The article titled Rating Your Dimensional Data Warehouse is a concise piece of scholarship that outlines the key metrics in evaluating a Data Warehouse. Data Warehouse as a data storage concept and decision making aid has evolved a lot over the past two decades. Yet, no robust set of metrics were developed to analyse and evaluate the dimensions of a Data Warehouse. Author Ralph Kimball sets out to do the same, as he proposes a list of 20 criteria for what makes a system ‘dimensional’. Each criteria can be assigned a value of ‘0’ (bad) or ‘1’ (good) and then added up to arrive at the final rating. While a sum total score of 0 would indicate a system completely un-supportive of a dimensional approach, a score of 20 would indicate a system that is fully supportive of a dimensional approach.

The author outlays 12 of the 20 criteria in the article. Some of the criteria that pertain to the Architecture of the Data Warehouse are: Explicit Declaration, Conformed Dimensions and Facts, Dimensional Integrity, Open Aggregate Navigation, Dimensional Symmetry, Dimensional Scalability and Sparsity Tolerance, etc. Kimball explains Open Aggregate Navigation as follows:

“The system uses physically stored aggregates as a way to enhance performance of common queries. These aggregates, like indexes, are chosen silently by the database if they are physically present. End users and application developers do not need to know what aggregates are available at any point in time, and applications are not required to explicitly code the name of an aggregate. All query processes accessing the data, even those from different application vendors, realize the full benefit of aggregate navigation.” (Kimball, 2000)

Similarly, some of the criteria that fall under Administration category are: Graceful Modification, Dimensional Replication, Dimension Notification, Surrogate Key Administration, International Consistency, etc. Kimball explains Dimensinal Replication as follows:

“The system supports the explicit replication of a conformed dimension outward from a dimension authority to all the client data marts, in such a way that we can only perform drill-across queries on data marts if they have consistent versions of the dimensions. Aggregates that are affected by changes to the content of a dimension are automatically taken offline in each client data mart until we can make them consistent with the revised dimension and the base fact table.” (Kimball, 2000)
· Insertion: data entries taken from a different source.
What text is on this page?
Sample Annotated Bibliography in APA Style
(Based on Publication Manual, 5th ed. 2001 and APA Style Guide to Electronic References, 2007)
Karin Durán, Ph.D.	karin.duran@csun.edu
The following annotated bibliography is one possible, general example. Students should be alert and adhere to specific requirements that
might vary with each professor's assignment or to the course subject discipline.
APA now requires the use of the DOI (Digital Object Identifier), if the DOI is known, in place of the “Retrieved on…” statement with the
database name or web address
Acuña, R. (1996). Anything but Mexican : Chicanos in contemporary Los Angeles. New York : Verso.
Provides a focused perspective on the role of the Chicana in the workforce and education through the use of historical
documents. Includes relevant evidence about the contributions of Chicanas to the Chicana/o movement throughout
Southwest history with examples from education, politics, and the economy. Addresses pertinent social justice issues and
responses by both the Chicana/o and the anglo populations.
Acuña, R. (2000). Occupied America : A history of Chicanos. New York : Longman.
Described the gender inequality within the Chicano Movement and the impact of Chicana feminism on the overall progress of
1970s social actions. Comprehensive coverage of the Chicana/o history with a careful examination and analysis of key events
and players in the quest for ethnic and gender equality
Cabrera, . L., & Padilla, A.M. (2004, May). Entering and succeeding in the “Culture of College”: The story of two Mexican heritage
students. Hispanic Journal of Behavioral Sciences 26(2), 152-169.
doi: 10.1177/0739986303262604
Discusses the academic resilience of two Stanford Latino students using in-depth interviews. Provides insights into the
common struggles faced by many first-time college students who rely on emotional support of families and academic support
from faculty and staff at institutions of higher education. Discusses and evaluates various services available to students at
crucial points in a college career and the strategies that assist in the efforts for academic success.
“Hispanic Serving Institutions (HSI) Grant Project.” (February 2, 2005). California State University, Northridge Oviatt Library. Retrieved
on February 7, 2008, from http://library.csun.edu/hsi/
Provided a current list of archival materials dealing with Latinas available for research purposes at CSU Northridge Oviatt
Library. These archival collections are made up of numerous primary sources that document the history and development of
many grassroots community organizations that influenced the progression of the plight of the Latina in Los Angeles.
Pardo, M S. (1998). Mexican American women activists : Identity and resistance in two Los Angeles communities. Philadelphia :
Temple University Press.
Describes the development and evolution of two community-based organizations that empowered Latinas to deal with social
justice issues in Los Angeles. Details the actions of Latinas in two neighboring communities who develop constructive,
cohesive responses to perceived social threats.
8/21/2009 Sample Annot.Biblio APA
One of the impressive aspects of the article is its compact presentation. Kimball succeeds in giving concise yet clear definitions of each of the 12 criteria he as addressed. Considering that this was the first of a two-part series, it is assumed that the remaining criteria would be covered in the concluding article. Moreover, given that Data Warehouse metrics is a technical subject, the author manages to give the gist of the underlying mathematics and statistics without employing esoteric language or complex formulae. Toward the end of the article Kimball notes that the criteria were deliberately set to high standards and that it is unreasonable for an enterprise to meet all expectations. In other words, the 12 (20) criteria serve as an ideal template with which enterprise Data Warehouse systems can be rated for the extent of their dimensions. The article is an overall success, in that it accomplishes its limited and clearly stated objectives with scholarly excellence and professional presentation.

Reference:

Ralph Kimball, Rating Your Dimensional Data Warehouse, Intelligent Enterprise, April 28, 2000, Volume 3 – Number 7.